Accordo Confindustria-sindacati sui premi di risultato anche nelle PMI.

L’obiettivo è sviluppare la cultura del premio di risultato, collegato a incrementi di produttività. E da oggi ciò sarà più facile anche nelle realtà aziendali, soprattutto Pmi, prive di rappresentanze sindacali. È questo il “cuore” dell’accordo siglato da Confindustria e Cgil, Cisl e Uil che consente a tutte le imprese, specie quelle di minori dimensioni, di introdurre retribuzioni collegate ai risultati aziendali, usufruendo dei benefici fiscali e contributivi re-introdotti dalla legge di Stabilità 2016.

Tra questi l’applicazione di una imposta sostitutiva secca del 10% sulle erogazioni fino a 2mila euro, elevabili a 2.500 in caso di coinvolgimento paritetico dei lavoratori, per tutti i dipendenti fino a 50mila euro di reddito.

Si valorizza il ruolo delle associazioni territoriali di Confindustria che avranno il compito di “stimolare” le aziende di minori dimensioni verso l’introduzione di forme di salario variabile, collegato, come prevede la legge, a incrementi di produttività, redditività, qualità, efficienza e innovazione.

È un’intesa «molto interessante, che tutela le piccole imprese in una logica che va verso il recupero di produttività in termini organizzativi e aziendali», ha commentato il presidente degli industriali, Vincenzo Boccia.
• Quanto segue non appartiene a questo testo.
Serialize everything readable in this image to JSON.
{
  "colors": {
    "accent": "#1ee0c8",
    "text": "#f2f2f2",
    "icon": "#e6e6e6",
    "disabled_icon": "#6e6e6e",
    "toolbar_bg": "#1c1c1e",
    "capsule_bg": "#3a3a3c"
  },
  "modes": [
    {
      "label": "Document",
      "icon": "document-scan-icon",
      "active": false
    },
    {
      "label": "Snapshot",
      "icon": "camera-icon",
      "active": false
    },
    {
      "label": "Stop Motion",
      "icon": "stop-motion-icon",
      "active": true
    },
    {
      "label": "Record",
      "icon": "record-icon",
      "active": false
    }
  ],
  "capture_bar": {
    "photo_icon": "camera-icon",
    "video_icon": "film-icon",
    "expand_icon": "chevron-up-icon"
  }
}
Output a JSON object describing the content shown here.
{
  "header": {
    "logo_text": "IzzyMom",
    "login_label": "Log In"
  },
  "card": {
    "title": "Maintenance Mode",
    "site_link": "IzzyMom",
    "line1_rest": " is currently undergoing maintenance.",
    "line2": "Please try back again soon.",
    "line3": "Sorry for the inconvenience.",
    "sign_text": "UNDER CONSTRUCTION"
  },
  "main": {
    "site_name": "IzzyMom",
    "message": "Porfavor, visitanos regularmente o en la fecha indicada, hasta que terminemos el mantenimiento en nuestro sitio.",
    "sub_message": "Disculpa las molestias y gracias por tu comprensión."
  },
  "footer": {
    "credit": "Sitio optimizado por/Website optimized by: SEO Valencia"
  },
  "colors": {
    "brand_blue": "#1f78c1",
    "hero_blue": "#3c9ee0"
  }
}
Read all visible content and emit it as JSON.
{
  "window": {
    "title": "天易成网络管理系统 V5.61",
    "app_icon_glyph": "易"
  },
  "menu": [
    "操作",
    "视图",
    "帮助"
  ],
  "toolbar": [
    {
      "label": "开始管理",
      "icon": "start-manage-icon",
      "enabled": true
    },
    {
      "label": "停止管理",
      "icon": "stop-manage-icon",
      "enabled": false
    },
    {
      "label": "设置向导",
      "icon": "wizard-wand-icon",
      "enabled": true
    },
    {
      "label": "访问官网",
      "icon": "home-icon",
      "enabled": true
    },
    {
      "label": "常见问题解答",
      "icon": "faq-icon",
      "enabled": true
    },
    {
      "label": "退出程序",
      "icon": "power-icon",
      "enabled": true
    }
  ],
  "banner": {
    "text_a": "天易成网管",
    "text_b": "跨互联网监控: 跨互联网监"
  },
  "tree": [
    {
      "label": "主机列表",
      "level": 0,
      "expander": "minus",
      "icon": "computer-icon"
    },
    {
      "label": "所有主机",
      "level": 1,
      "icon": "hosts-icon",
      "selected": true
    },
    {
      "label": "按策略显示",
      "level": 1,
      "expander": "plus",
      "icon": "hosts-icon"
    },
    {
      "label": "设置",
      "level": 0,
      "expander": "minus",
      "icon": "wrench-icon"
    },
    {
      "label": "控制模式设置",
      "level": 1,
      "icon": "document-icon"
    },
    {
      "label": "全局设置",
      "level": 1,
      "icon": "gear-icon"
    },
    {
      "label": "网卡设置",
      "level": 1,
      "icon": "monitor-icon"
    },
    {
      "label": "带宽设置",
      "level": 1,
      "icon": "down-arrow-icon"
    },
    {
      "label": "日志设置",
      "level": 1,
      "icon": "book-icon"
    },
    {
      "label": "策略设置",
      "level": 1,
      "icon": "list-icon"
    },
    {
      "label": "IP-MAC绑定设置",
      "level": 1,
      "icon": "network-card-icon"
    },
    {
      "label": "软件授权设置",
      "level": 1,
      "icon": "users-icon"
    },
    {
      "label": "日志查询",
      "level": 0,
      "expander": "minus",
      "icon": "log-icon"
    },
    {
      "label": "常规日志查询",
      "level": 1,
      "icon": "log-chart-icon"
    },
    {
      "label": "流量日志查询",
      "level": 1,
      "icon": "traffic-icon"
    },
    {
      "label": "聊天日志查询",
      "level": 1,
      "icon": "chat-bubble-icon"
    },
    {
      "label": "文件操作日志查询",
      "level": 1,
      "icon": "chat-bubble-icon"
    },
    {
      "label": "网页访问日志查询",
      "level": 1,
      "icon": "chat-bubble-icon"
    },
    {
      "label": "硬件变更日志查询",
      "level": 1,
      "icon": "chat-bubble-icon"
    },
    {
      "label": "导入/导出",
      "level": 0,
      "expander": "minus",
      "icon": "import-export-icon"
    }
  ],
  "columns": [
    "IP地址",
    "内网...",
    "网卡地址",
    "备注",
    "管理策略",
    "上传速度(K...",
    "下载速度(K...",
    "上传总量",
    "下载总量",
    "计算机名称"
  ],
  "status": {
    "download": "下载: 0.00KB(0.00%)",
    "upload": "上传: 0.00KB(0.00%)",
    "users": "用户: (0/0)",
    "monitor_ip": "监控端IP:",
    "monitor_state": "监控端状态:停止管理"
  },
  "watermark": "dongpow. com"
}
Non c’è dubbio che si tratta di «un passo, vediamo se il primo», ha proseguito il leader di Confindustria: «Noi sicuramente spingiamo per costruire accordi nell’interesse di tutti». Del resto, con i sindacati «abbiamo tavoli aperti», è il pensiero di Boccia, e dove si riscontrerà «condivisione e competenza si chiuderanno intese, altrimenti non si riuscirà a farlo. L’importante però è partire dai punti in comune. Poi certo ci saranno aspetti dove litigheremo lealmente, ma se facciamo l’inverso non arriveremo mai nemmeno ai punti di accordo».

Tornando ai contenuti dell’intesa per agevolare l’erogazione dei premi di risultato anche nelle Pmi, il primo passo è la sottoscrizione di un accordo territoriale: è già pronto un “modello base” definito dalle parti sociali, attuando il quale le imprese interessate potranno adottare, anche in via alternativa, uno o più indicatori, previsti dal decreto ministero del Lavoro-Mef dello scorso fine marzo, in base ai quali misurare gli incrementi di produttività, redditività, qualità, efficienza e innovazione (condizione essenziale per ottenere il beneficio fiscale).

Le aziende, già associate a Confindustria o che conferiranno espresso mandato, che si avvarranno dell’accordo territoriale, lo applicheranno inviando, anche con modalità informatiche, una comunicazione scritta ai lavoratori dichiarando l’istituzione del premio di risultato. Nella comunicazione bisognerà precisare, tra l’altro, la composizione del premio e gli indicatori adottati, oltre alle sue modalità di corresponsione, ivi compresa l’eventualità che il premio possa essere erogato, in tutto o in parte a scelta del lavoratore, tramite prestazioni di welfare aziendale (sempre ai sensi delle norme contenute nella legge di Stabilità 2016).

Il tutto sarà monitorato da un comitato, composto da rappresentanti imprenditoriali e sindacali (non ci sarà nessun “esame” dell’accordo vista la responsabilità finale diretta in capo alle aziende per le richieste e l’applicazione dei benefici fiscali previsti dalla legge vigente sui premi di risultato).

L’accordo, dunque, spiegano congiuntamente Confindustria, Cgil, Cisl e Uil, «non introduce forme retributive territoriali», ma semplicemente affida alle parti sociali del territorio «un ruolo propulsivo, per favorire, in particolar modo le Pmi, a introdurre forme di salario variabile legate ai risultati aziendali.

In questo senso, quindi, l’intesa «conferma il modello della contrattazione basato su due livelli», e rafforza «l’opportunità della progressiva valorizzazione della contrattazione di secondo livello», anche sotto il profilo dello sviluppo della cultura del coinvolgimento paritetico dei lavoratori nell’organizzazione del lavoro (considerando anche come, in quest’ultimo caso, la legge espressamente consente di elevare, da 2mila a 2.500 euro, l’importo del premio “detassabile”, quando appunto nell’impresa si attuano forme paritetiche di coinvolgimento dei dipendenti).